Nochmal super Aktion


----------



## I am an O.C. Profi (15. Januar 2009)

@PCGH

Könnt ihr die Ausgabe bitte als Pdf auf die nächste Extended DVD 03/09 packen?????
Danke!!!!


----------



## XETH (15. Januar 2009)

" Die Ausgabe 01/2005 war das erste Heft mit einer zweiseitigen 8-Gigabyte-DVD"

~8 GB (8,5 = 4,7 + 3,8) dvds sind zweiLAGIG, zweiSEITIG wären 9,4 GB (2x 4,7 GB)
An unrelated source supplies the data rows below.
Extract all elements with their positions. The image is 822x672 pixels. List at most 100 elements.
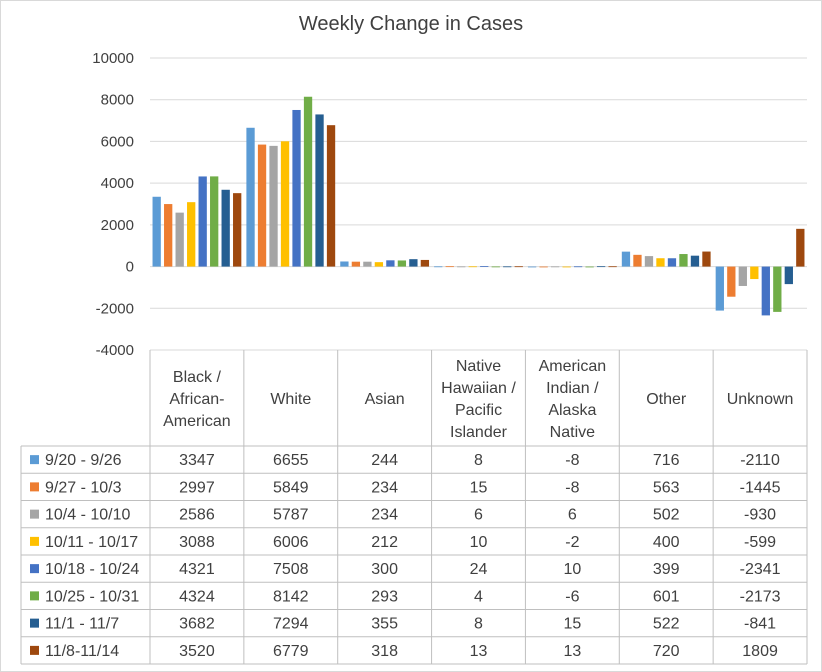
category-label: Other: [646, 391, 687, 408]
data-label: 234: [371, 507, 398, 524]
data-label: 4: [474, 588, 483, 605]
legend-key: [30, 482, 39, 492]
legend-key: [30, 618, 39, 628]
bar: [585, 266, 594, 268]
bar: [738, 266, 747, 286]
series-name: 9/20 - 9/26: [45, 452, 122, 469]
data-label: -841: [744, 616, 776, 633]
bar: [187, 202, 196, 267]
bar: [351, 261, 361, 267]
data-label: 6655: [273, 452, 309, 469]
data-table: Black / African-American White Asian Native H…: [20, 350, 808, 665]
y-tick-label: 10000: [92, 50, 134, 67]
data-label: 15: [470, 479, 488, 496]
y-tick-label: 4000: [101, 175, 134, 192]
series-name: 10/18 - 10/24: [45, 561, 139, 578]
data-label: -930: [744, 507, 776, 524]
bar: [326, 125, 336, 267]
bar: [175, 212, 184, 267]
data-label: 2997: [179, 479, 215, 496]
bar: [562, 266, 571, 268]
bar: [409, 259, 418, 267]
data-label: 6779: [273, 643, 309, 660]
bar: [420, 259, 430, 267]
category-label: White: [270, 391, 311, 408]
series-name: 10/25 - 10/31: [45, 588, 139, 605]
y-tick-label: 8000: [101, 92, 134, 109]
bar: [690, 255, 700, 267]
bar: [434, 266, 443, 268]
series-name: 9/27 - 10/3: [45, 479, 122, 496]
data-label: 6: [474, 507, 483, 524]
data-label: 2586: [179, 507, 215, 524]
bar: [386, 260, 395, 267]
data-label: 244: [371, 452, 398, 469]
bar: [550, 266, 560, 268]
data-label: 3682: [179, 616, 215, 633]
bar: [315, 114, 324, 267]
category-label: Black / African-American: [163, 369, 231, 430]
data-label: -8: [565, 452, 579, 469]
data-label: -2173: [740, 588, 781, 605]
y-tick-label: 2000: [101, 217, 134, 234]
bar: [280, 141, 290, 267]
bar: [491, 266, 500, 268]
bar: [573, 266, 583, 268]
bars: [152, 96, 805, 316]
y-tick-label: 6000: [101, 133, 134, 150]
data-label: 720: [653, 643, 680, 660]
bar: [773, 266, 782, 312]
bar: [164, 204, 173, 267]
data-label: 716: [653, 452, 680, 469]
bar: [667, 258, 677, 267]
bar: [514, 266, 523, 268]
data-label: 10: [563, 561, 581, 578]
data-label: 5787: [273, 507, 309, 524]
legend-key: [30, 455, 39, 465]
bar: [269, 145, 278, 267]
bar: [152, 196, 161, 267]
series-name: 10/4 - 10/10: [45, 507, 131, 524]
y-tick-label: 0: [126, 259, 134, 276]
data-label: 502: [653, 507, 680, 524]
bar: [539, 266, 548, 268]
bar: [784, 266, 793, 285]
data-label: 400: [653, 534, 680, 551]
bar: [761, 266, 770, 316]
bar: [702, 251, 711, 267]
data-label: 24: [470, 561, 488, 578]
data-label: -2341: [740, 561, 781, 578]
data-label: 8142: [273, 588, 309, 605]
legend-key: [30, 564, 39, 574]
data-label: 13: [563, 643, 581, 660]
y-tick-label: -2000: [96, 300, 134, 317]
bar: [644, 256, 654, 267]
data-label: 601: [653, 588, 680, 605]
bar: [457, 266, 466, 268]
data-label: 4321: [179, 561, 215, 578]
legend-key: [30, 645, 39, 655]
bar: [480, 266, 489, 267]
bar: [656, 258, 665, 267]
bar: [363, 261, 372, 267]
bar: [198, 176, 207, 267]
bar: [468, 266, 477, 268]
bar: [210, 176, 219, 267]
data-label: 3520: [179, 643, 215, 660]
data-label: 3347: [179, 452, 215, 469]
bar: [596, 266, 606, 268]
data-label: 318: [371, 643, 398, 660]
data-label: -599: [744, 534, 776, 551]
bar: [503, 266, 512, 268]
data-label: -2: [565, 534, 579, 551]
data-label: 3088: [179, 534, 215, 551]
bar: [715, 266, 724, 311]
data-label: 6: [568, 507, 577, 524]
bar: [527, 266, 537, 268]
y-axis-ticks: -4000 -2000 0 2000 4000 6000 8000 10000: [92, 50, 134, 359]
data-label: -2110: [740, 452, 780, 469]
legend-key: [30, 591, 39, 601]
category-label: Asian: [365, 391, 405, 408]
data-label: 7508: [273, 561, 309, 578]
alles klar? (vorrausgesetzt sie sind bis zum rand voll)


----------



## richy-guitar (15. Januar 2009)

Das war damals glaube meine erste (oder zweite) Ausgabe der PCGH.^^
Zum einen weil ich da begann mich für Hardware zu interessieren zum anderen weil ich's cool fand das Rod im Heft war da ich bekennender ärzte-Fan bin...^^


----------



## M4$T3R CH13F (15. Januar 2009)

@TheGamler:
Ich Muhahaha 
Hab die wirklich noch in meinem alten PC, die schöne AGP-Graka


----------



## locojens (15. Januar 2009)

Ich finde ja diesen "neuen" Standard namens BTX sehr schön!
Vorallem da sich Dieser nie durchgesetzt hat.Dazu noch die auf dem Kopf liegende Festplatte.


----------



## richy-guitar (15. Januar 2009)

locojens schrieb:


> Ich finde ja diesen "neuen" Standard namens BTX sehr schön!
> Vorallem da sich Dieser nie durchgesetzt hat. Dazu noch die auf dem Kopf liegende Festplatte



Durchgesetzt nicht, aber eingesetzt wird er immernoch. Fujitsu-Siemens-Computers zum Beispiel liefern Rechner im BTX-Format noch heute aus und die halten was damals versprochen wurde: sie sind leise. Doch das schafft man heute auch (mit ein wenig mehr Aufwand) mit ATX.
Die Festplatte ist bei FSC parallel zu Ausenwand angebracht und "häng" quasi quer im Gehäuse in einem extra Käfig, der herausgeklappt werden muss wenn man an das Mainboard will.


----------



## locojens (15. Januar 2009)

richy-guitar schrieb:


> Die Festplatte ist bei FSC parallel zu Ausenwand angebracht und "häng" quasi quer im Gehäuse in einem extra Käfig, der herausgeklappt werden muss wenn man an das Mainboard will.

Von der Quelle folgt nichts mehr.